Das das ganze durchgängig sein muss, schreibe ich auch in meinem vorherigen Beitrag, (jedenfalls indirekt)
allerdings hast du als AN im Normalfall mit den Punkten NSHV und UV nichts zu tun,
wohl aber mit der letzten Instanz, den Feinschutz.

Bei meinen Anlagen in der Industrie, habe ich NSHV und UV höchstens auf 100m Entfernung gesehen,
von daher keine Ahnung wie das da so gehandhabt wird.

Mfg
Manuel


----------



## Larry Laffer (29 Dezember 2008)

@MSB:
Wir wollen doch jetzt keinen "Glaubenskrieg" entfachen ...

Nach meinem Kenntnis-Stand sind heutzutage in den meißten "elektronischen" Geräten im Eingang Supressor-Dioden oder Varistoren verbaut.
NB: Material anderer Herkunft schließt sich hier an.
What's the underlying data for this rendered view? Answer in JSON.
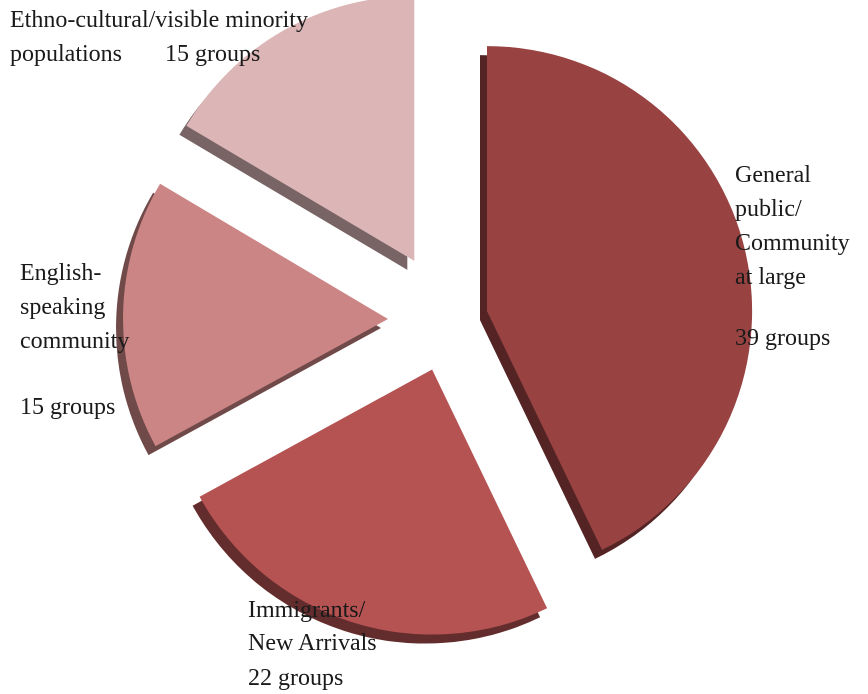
{
  "chart_data": {
    "type": "pie",
    "title": "",
    "legend": "none",
    "slices": [
      {
        "label_lines": [
          "General",
          "public/",
          "Community",
          "at large"
        ],
        "count_label": "39 groups",
        "value": 39,
        "color": "#984242"
      },
      {
        "label_lines": [
          "Immigrants/",
          "New Arrivals"
        ],
        "count_label": "22 groups",
        "value": 22,
        "color": "#b55252"
      },
      {
        "label_lines": [
          "English-",
          "speaking",
          "community"
        ],
        "count_label": "15 groups",
        "value": 15,
        "color": "#cc8585"
      },
      {
        "label_lines": [
          "Ethno-cultural/visible minority",
          "populations"
        ],
        "count_label": "15 groups",
        "value": 15,
        "color": "#dcb6b7"
      }
    ]
  }
}
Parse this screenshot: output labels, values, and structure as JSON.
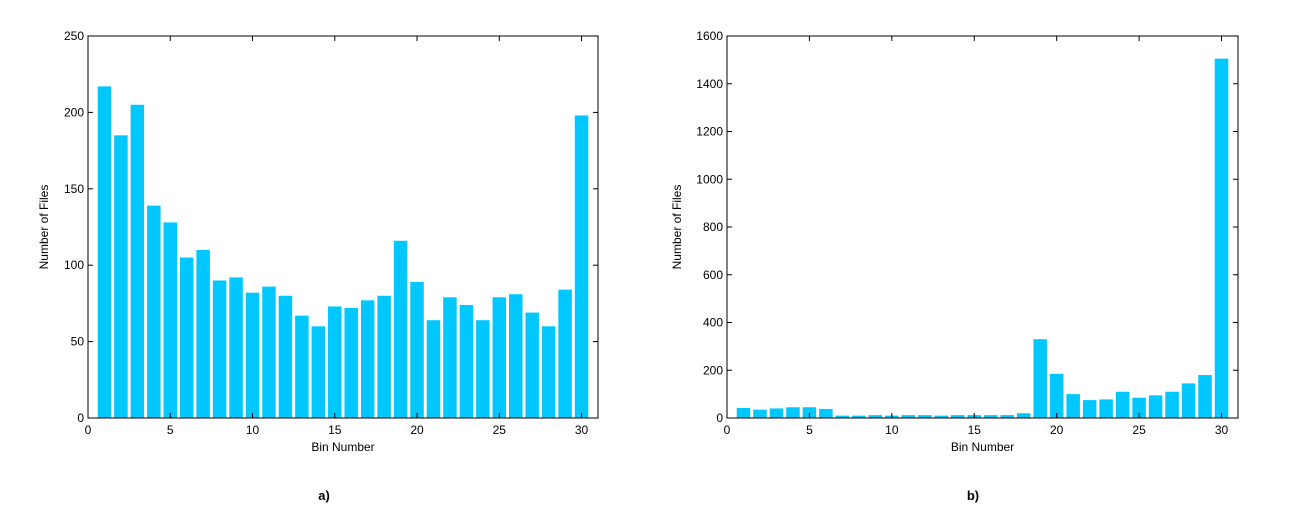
{
  "chart_data": [
    {
      "type": "bar",
      "caption": "a)",
      "xlabel": "Bin Number",
      "ylabel": "Number of Files",
      "xlim": [
        0,
        31
      ],
      "ylim": [
        0,
        250
      ],
      "xticks": [
        0,
        5,
        10,
        15,
        20,
        25,
        30
      ],
      "yticks": [
        0,
        50,
        100,
        150,
        200,
        250
      ],
      "bar_color": "#00C8FF",
      "grid": false,
      "x": [
        1,
        2,
        3,
        4,
        5,
        6,
        7,
        8,
        9,
        10,
        11,
        12,
        13,
        14,
        15,
        16,
        17,
        18,
        19,
        20,
        21,
        22,
        23,
        24,
        25,
        26,
        27,
        28,
        29,
        30
      ],
      "values": [
        217,
        185,
        205,
        139,
        128,
        105,
        110,
        90,
        92,
        82,
        86,
        80,
        67,
        60,
        73,
        72,
        77,
        80,
        116,
        89,
        64,
        79,
        74,
        64,
        79,
        81,
        69,
        60,
        84,
        198
      ]
    },
    {
      "type": "bar",
      "caption": "b)",
      "xlabel": "Bin Number",
      "ylabel": "Number of Files",
      "xlim": [
        0,
        31
      ],
      "ylim": [
        0,
        1600
      ],
      "xticks": [
        0,
        5,
        10,
        15,
        20,
        25,
        30
      ],
      "yticks": [
        0,
        200,
        400,
        600,
        800,
        1000,
        1200,
        1400,
        1600
      ],
      "bar_color": "#00C8FF",
      "grid": false,
      "x": [
        1,
        2,
        3,
        4,
        5,
        6,
        7,
        8,
        9,
        10,
        11,
        12,
        13,
        14,
        15,
        16,
        17,
        18,
        19,
        20,
        21,
        22,
        23,
        24,
        25,
        26,
        27,
        28,
        29,
        30
      ],
      "values": [
        42,
        35,
        40,
        45,
        45,
        38,
        10,
        10,
        12,
        10,
        12,
        12,
        10,
        12,
        12,
        12,
        12,
        20,
        330,
        185,
        100,
        75,
        78,
        110,
        85,
        95,
        110,
        145,
        180,
        1505
      ]
    }
  ]
}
Ob in allen ... das weiß ich auch nicht ...

Bei Betriebsnetzten habe ich auch schon so alle mögliche gesehen. Schick sind hier solche Sachen wie : auf L1 eine Belastung von 200A, auf L2 eine Belastung von 20A und auf L3 dann irgend etwas dazwischen. Ich könnte mir schon vorstellen, dass der Themen-Ersteller auf so etwas gestossen ist.

Zum ÜSp-Schutz:
Die Kaskadierung von Grob-, Mittel- und Feinschutz muss passen. Entsprechend auch die Querschnitte der Erdung und selbstverständlich die Erd-Übergangswiderstände.
In jedem Fall ist es aber so, dass der Feinschutz ohne den korrekt eingebauten Mittelschutz volkommen sinnlos ist und gleiches gilt dann auch bei Mittelschutz ohne den passenden Grobschutz. Hierbei ist es sogar unerheblich, ob man das in einem Betrieb oder bei sich zu Hause macht.

Gruß
LL


----------



## Solaris (29 Dezember 2008)

Wieder muß ich Larry Recht geben. 

Aber wie sieht es jetzt mit der Eingangsfrage aus? Hat der Schrankhersteller einen Fehler gemacht? Ich klammere mal die eventuellen vertraglichen Sachen aus. Was muß zum Schutz in den Schrank? Wir bauen keine Anlagen, nur Maschinen, bei uns sind aber nur Automaten B und C verbaut, es gibt keinen Überspannungsschutz. Machen wir was falsch?


----------



## Larry Laffer (29 Dezember 2008)

Hier wäre die Eingangsfrage wieder :



wero schrieb:


> auf einer unserer Anlagen ist eine Steuerung abgebrannt. Die Netzqualität ist dort ziemlich mies, mit andauernten Spannungsschwanckungen.
> Die Firma beschuldigt mich jetzt, dass ich da kein USV Netzteil vor die SPS geschaltet habe, um die Spannungsspitzen zu rauszufiltern.


 
Hier könnte ich mir schon vorstellen, dass eine Netz-Schieflage der Verursacher war - das ist dann zwar auch Überspannung, aber dafür ist die TrabTech nicht zuständig. Eine USV aber wahrscheinlich auch nicht. Wenn hier meine Annahme korrekt sein sollte, dann wäre das tatsächlich ein Fall für einen Trenntrafo gewesen. 
Ob das jetzt ein Gewährleistungsfall ist oder nicht hängt sicherlich mit der Gestaltung des Pflichtenheftes zusammen.

@Solaris:
Ich habe auch schon ÜSp-Schutz in meine Schränke eingebaut - dann hat der Kunde das so haben sollen (und auch dafür bezahlt). Dann hat er aber auch das volle Programm bekommen (wie schon beschrieben).
Gibt es kein Pflichtenheft, dann gibt es ja vielleicht von euch eine Ausführungs-Beschreibung, die aussagt, was ihr so verbaut ...

Gruß
LL


----------



## Solaris (29 Dezember 2008)

Larry Laffer schrieb:


> Gibt es kein Pflichtenheft, dann gibt es ja vielleicht von euch eine Ausführungs-Beschreibung, die aussagt, was ihr so verbaut ...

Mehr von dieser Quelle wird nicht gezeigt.